WIDR-FM is WMU’s student-run radio station, with most of the staff working for no pay. The station, now 89.1 FM, started as a small radio station only people on campus could listen to in the early 1950s. It broadcast only to WMU dorms and buildings. The station gained popularity, and by 1975, was an FM station broadcasting to all of Kalamazoo.
The station makes its money through generous donations made to it during WIDR Week and the number of events it throws, including concerts, live broadcasts, and film screenings.
“It seemed like the perfect film for the WIDR fundraiser,” Marchak said. “The film uses an excerpt from a real life event, when in the mid ‘60s in England, the government outlawed the broadcast of rock and roll through the BBC. A bunch of rogue DJs took to the high seas in a freighter with transmitters and kept the airwaves rocking. The English title for the film is “The Boat That Rocked”. WIDR, with their colorful DJs, is the station that rocks, keeping the spirit alive.”
The film, which stars Phillip Seymour Hoffman and British heavy-hitters such as Kenneth Branagh, Bill Nighy, and Emma Thompson, depicts the real-life Boat That Rocked.
Hoffman, at the helm as The Count, takes his music-loving rebels and drives the BBC into a censorship breakdown. The rebels believe in the power of the artists, the words, free speech and do it all in the name of rock n’ roll.

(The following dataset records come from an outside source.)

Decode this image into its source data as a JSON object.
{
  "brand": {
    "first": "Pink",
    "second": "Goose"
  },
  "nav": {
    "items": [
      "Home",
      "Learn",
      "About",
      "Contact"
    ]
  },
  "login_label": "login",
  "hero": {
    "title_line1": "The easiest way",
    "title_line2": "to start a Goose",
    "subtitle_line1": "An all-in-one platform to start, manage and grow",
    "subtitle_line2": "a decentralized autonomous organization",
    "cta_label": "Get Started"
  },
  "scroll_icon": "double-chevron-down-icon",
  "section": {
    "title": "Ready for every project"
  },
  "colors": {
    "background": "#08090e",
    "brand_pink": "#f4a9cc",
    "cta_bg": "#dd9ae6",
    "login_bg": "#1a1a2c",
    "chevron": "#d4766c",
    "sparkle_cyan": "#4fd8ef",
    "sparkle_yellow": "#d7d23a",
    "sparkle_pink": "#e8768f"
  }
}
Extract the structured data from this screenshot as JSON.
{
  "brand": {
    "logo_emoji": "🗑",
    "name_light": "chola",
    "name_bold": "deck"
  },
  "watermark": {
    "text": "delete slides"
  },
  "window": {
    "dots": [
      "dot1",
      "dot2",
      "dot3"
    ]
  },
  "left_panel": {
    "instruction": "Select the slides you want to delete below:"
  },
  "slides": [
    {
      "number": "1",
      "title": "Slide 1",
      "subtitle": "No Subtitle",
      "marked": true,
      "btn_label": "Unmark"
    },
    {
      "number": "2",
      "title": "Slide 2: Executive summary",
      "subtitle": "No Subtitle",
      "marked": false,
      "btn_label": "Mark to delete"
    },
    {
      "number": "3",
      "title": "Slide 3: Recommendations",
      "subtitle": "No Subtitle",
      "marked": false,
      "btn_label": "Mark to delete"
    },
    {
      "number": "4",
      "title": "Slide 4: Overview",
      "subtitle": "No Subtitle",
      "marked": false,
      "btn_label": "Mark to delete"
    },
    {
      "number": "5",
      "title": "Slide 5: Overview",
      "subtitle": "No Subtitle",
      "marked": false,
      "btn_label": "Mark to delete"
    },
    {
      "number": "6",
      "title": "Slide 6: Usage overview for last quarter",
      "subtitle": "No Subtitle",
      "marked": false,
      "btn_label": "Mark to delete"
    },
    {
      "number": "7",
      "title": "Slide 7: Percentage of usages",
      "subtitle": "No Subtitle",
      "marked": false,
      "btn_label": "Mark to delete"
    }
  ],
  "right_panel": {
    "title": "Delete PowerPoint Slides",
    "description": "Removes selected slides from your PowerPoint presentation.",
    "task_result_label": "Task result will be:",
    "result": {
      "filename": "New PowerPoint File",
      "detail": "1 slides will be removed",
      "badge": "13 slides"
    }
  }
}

“The movie depicts a time when the spirit of rock and roll surpassed all else in order to survive and be played at a later time,” Marchak said. “WIDR possesses that spirit and tries to keep it alive here on campus.”
“Pirate Radio” will be screened at the Little Theatre on Friday, March 5 at 7 and 9:30 p.m., Saturday, March 6 at 4:30, 7, and 9:30 p.m., and Sunday, March 7 at 2:30, 5, and 7:30 p.m.
Tickets will be available for $5 and all of the proceeds will go to WIDR- 89.1 FM.
The WIDR offices and studio are located in the basement of the Faunce Student Services building.
Students interesting in volunteering may call the program director at (269) 387-6305.
“WIDR has operating expenses and maybe we can make a little bit of money to help them out,” Marchak said. “Come on out to the Little Theatre, give them a hand, and have some laughs in the process.”